Jonathan GoforthOne of the more unknown revivalists whose life has touched me deeply was a missionary to China by the name of Jonathan Goforth. This man had relatively small results in his ministry until he began a Biblical study of the Holy Spirit. Somehow as he studied the Third Person of the Trinity, he was changed. The Holy Spirit began to fall upon people, churches, and groups wherever he ministered. Multitudes were saved, and churches that had been laboring on for decades with almost no growth suddenly found new life and doubled and tripled in size.

Wherever Goforth went, he gave simple but convicting messages aimed toward the personal lives of the believers. He encouraged Christians who lived with guilt, broken relationships, and bad habits to repent and make things right with God and their brothers. He believed that then, and only then, would the Holy Spirit fall upon their churches and their community and bring the ungodly to Christ. Often the anointing of the Spirit would be so strong that Christians who had been regarded as pillars of their church would be on their faces on the floor, crying out bitterly to God for forgiveness. Others would rush to another believer with whom they had had a conflict, and eagerly ask their forgiveness. Often there would be times of confession where Christians would stand up one after another and confess their pride, or theft, or any number of other things.

At some point the climate of the meetings would change. The emphasis would shift to the sinners and Goforth would preach the simple gospel of Jesus Christ to them. Although he was not as dynamic as many of the more well-known preachers like Charles Spurgeon or D. L. Moody, still, sinners would be saved wholesale during his meetings. At the heart of Goforth’s revival theology was the belief that the Holy Spirit was more than eager to bring spiritual awakening to the people of God, but the obstacle of unconfessed and unrepentant sin must first be removed. Where there was prayer among the people of God, and repentance where it was needed, revival was sure to follow. In essence it was the book of Haggai all over again: turn from your disobedience and “from this day forth I will bless you.”

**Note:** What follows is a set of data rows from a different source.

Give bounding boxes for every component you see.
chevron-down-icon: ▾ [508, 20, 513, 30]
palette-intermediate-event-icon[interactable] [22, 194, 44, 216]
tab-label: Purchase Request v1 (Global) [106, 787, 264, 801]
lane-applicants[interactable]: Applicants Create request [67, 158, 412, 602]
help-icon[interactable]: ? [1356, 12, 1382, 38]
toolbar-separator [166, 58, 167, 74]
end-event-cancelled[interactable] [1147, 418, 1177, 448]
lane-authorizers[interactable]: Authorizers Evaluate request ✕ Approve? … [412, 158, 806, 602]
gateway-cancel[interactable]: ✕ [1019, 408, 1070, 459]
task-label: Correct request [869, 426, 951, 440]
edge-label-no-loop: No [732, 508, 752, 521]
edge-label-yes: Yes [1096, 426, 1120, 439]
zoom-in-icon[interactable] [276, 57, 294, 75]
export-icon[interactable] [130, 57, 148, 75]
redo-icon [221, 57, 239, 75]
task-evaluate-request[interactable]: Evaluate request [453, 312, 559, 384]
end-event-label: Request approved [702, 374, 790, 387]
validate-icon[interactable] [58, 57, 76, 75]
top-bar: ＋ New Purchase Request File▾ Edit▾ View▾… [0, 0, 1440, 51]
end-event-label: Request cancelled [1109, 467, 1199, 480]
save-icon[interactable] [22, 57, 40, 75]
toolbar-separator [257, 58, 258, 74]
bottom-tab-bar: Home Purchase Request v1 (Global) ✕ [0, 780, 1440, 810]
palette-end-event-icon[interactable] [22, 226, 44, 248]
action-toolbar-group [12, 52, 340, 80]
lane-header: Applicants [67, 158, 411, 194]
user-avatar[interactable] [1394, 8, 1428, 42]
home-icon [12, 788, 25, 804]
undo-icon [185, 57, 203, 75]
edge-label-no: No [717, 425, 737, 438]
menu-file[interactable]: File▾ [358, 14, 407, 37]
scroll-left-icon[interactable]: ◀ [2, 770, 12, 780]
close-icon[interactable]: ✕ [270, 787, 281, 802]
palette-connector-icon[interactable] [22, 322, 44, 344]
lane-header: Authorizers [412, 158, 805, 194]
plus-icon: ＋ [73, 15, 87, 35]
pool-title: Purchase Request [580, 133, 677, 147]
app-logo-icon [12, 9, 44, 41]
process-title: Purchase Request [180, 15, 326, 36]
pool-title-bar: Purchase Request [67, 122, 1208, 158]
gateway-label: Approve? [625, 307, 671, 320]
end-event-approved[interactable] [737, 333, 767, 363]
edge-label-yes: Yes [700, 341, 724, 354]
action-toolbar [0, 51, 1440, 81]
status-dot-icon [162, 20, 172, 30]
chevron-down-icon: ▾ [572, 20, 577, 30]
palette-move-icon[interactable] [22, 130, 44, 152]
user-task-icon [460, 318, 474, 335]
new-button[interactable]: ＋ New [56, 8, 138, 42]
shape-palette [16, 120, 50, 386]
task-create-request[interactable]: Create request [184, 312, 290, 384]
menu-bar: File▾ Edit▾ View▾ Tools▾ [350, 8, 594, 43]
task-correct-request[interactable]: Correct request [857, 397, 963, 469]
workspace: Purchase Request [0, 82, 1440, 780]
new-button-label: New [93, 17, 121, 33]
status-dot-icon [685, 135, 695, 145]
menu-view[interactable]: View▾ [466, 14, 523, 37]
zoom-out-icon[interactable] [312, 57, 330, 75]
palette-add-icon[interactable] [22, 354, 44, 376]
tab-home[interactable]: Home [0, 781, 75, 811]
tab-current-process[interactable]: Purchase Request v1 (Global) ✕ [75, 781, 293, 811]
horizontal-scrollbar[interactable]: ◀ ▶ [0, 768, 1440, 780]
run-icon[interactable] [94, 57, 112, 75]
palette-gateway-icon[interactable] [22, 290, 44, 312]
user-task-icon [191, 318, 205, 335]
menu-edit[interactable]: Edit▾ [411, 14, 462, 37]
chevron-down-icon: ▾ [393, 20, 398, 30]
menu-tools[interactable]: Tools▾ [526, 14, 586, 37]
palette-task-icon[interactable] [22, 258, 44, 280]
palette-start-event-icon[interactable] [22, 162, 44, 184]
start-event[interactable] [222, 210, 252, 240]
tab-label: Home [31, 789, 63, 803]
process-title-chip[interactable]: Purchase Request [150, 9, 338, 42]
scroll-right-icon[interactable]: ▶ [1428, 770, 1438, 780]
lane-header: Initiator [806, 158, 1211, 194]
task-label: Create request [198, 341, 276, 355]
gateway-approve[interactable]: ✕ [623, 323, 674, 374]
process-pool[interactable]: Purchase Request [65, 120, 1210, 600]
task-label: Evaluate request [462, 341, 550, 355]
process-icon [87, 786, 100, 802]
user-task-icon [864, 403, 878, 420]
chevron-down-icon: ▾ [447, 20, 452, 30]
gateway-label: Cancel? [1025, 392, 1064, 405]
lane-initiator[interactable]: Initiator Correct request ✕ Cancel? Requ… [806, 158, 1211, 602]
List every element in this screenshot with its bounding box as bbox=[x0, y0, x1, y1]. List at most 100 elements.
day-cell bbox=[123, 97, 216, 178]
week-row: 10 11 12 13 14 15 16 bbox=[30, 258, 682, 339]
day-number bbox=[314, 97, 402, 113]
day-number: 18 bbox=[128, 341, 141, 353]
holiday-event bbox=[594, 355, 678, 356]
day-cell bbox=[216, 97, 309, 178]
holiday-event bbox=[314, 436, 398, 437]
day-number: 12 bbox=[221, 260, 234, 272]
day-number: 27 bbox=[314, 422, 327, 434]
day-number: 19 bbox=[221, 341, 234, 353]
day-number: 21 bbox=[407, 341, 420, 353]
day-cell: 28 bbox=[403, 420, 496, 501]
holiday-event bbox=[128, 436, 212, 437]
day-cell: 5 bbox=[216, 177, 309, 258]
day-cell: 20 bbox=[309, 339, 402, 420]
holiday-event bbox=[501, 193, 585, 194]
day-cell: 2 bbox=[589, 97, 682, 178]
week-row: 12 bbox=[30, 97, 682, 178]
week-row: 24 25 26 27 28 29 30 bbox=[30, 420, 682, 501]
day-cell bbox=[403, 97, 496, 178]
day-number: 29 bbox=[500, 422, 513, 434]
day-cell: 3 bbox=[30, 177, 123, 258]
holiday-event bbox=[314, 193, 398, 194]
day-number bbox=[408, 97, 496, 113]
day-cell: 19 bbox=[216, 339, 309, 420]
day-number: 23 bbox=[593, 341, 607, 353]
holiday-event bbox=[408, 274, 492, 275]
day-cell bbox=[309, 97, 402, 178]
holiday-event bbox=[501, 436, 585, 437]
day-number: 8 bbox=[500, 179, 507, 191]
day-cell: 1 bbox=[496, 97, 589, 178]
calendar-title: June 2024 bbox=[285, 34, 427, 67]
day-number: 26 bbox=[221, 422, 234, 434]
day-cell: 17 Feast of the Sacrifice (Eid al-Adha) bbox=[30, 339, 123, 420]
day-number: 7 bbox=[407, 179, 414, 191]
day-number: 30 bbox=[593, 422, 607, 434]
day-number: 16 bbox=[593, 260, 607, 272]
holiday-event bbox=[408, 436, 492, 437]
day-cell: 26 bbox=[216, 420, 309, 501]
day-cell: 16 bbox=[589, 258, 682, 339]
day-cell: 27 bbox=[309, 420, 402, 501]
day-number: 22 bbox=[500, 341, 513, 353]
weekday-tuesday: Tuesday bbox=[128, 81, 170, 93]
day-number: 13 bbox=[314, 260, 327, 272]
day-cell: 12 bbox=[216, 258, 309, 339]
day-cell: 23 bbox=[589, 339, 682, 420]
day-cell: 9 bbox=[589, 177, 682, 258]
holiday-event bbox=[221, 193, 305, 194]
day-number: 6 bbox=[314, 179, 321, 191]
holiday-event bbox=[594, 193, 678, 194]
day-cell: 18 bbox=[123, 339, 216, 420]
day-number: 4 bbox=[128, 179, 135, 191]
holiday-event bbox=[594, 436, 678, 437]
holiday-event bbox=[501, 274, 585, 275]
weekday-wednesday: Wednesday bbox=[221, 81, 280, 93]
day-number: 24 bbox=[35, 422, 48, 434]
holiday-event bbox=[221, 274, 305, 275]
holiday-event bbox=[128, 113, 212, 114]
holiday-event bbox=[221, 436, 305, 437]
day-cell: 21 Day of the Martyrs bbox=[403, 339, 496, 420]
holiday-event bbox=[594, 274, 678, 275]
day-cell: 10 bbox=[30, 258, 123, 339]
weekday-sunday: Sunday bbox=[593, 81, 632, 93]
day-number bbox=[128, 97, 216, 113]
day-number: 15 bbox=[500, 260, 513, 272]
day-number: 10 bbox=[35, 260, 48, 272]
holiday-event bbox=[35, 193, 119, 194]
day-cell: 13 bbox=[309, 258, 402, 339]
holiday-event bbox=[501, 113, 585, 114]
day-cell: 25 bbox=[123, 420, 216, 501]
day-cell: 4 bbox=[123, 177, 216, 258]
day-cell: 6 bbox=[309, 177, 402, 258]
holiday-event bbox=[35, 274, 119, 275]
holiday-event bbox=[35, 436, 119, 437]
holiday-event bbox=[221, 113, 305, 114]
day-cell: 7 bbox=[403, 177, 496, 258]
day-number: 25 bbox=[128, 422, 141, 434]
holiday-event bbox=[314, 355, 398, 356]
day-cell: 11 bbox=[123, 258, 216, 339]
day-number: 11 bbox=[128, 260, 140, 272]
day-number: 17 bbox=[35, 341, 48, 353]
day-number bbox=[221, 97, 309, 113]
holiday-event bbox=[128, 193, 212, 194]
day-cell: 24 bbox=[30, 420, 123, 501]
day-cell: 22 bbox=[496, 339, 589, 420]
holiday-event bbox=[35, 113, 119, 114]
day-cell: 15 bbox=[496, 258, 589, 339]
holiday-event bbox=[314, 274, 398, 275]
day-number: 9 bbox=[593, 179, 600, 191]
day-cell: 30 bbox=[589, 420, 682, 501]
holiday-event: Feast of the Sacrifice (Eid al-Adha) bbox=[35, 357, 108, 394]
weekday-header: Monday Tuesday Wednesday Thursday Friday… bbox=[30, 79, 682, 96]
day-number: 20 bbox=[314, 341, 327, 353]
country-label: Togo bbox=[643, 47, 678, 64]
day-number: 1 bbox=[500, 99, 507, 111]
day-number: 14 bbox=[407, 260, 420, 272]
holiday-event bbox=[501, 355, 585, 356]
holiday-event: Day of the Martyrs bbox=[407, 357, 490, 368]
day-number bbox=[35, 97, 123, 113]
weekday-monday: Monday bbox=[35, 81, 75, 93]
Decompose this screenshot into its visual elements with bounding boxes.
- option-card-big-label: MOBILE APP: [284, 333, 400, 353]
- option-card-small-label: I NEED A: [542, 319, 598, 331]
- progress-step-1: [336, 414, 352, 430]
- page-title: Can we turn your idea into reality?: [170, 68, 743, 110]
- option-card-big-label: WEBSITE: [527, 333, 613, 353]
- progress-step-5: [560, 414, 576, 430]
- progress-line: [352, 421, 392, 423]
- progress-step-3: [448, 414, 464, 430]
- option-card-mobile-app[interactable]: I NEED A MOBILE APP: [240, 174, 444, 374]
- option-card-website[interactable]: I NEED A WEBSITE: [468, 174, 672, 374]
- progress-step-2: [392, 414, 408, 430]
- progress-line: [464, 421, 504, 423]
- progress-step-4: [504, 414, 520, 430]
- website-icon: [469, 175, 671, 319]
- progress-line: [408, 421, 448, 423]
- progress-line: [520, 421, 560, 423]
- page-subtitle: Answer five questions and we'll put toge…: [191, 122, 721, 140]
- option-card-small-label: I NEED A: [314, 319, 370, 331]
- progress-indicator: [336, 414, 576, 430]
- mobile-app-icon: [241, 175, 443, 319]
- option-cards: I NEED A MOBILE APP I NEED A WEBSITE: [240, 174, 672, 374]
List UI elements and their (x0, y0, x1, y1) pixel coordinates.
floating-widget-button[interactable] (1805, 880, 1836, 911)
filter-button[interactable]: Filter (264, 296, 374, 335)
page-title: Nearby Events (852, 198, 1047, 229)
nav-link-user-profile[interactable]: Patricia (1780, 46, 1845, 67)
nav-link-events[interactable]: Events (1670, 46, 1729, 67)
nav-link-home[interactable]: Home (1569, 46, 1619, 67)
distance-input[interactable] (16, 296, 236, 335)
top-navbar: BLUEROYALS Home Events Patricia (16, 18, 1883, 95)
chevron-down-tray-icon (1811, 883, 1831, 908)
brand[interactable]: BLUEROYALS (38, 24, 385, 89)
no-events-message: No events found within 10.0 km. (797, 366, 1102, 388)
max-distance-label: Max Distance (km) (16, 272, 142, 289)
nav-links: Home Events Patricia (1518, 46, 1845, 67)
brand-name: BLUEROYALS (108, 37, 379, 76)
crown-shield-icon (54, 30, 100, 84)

But this principle is not only significant to the corporate people of God; it is just as relevant in our individual lives. Shortly after the Day of Pentecost the apostle Peter was preaching Jesus to a group of Jews in Jerusalem. After a brief impromptu sermon, he told his audience: “Repent therefore and be converted, that your sins may be blotted out, so that times of refreshing may come from the presence of the Lord” (Acts 3:19). He placed an unbreakable link between repentance and “times of refreshing.” Of course in that context he meant the refreshing waters of salvation that follow repentance and faith in Jesus, but the principle holds true throughout our lives, even after we have been born again. Often when we are tired and weary, and our lives feel as dry and lifeless as the Sahara Desert, what may be needed is repentance. Perhaps it is time to ask the Holy Spirit, “Is there anything in my life that I am either doing or not doing, that may be blocking the refreshing, life-giving waters of heaven from being poured out on me?”

The Bible tells us that “obedience is better than sacrifice.” In Haggai’s day, Israel could have had prayer meetings every day for decades, but until they repented of their unconcern and began to build the temple of God, there would have been no blessings. Sometimes it is the same with us. And after dealing with that area of offense, it may well be that we will hear God’s voice assuring us, “From this day forth I will bless you!”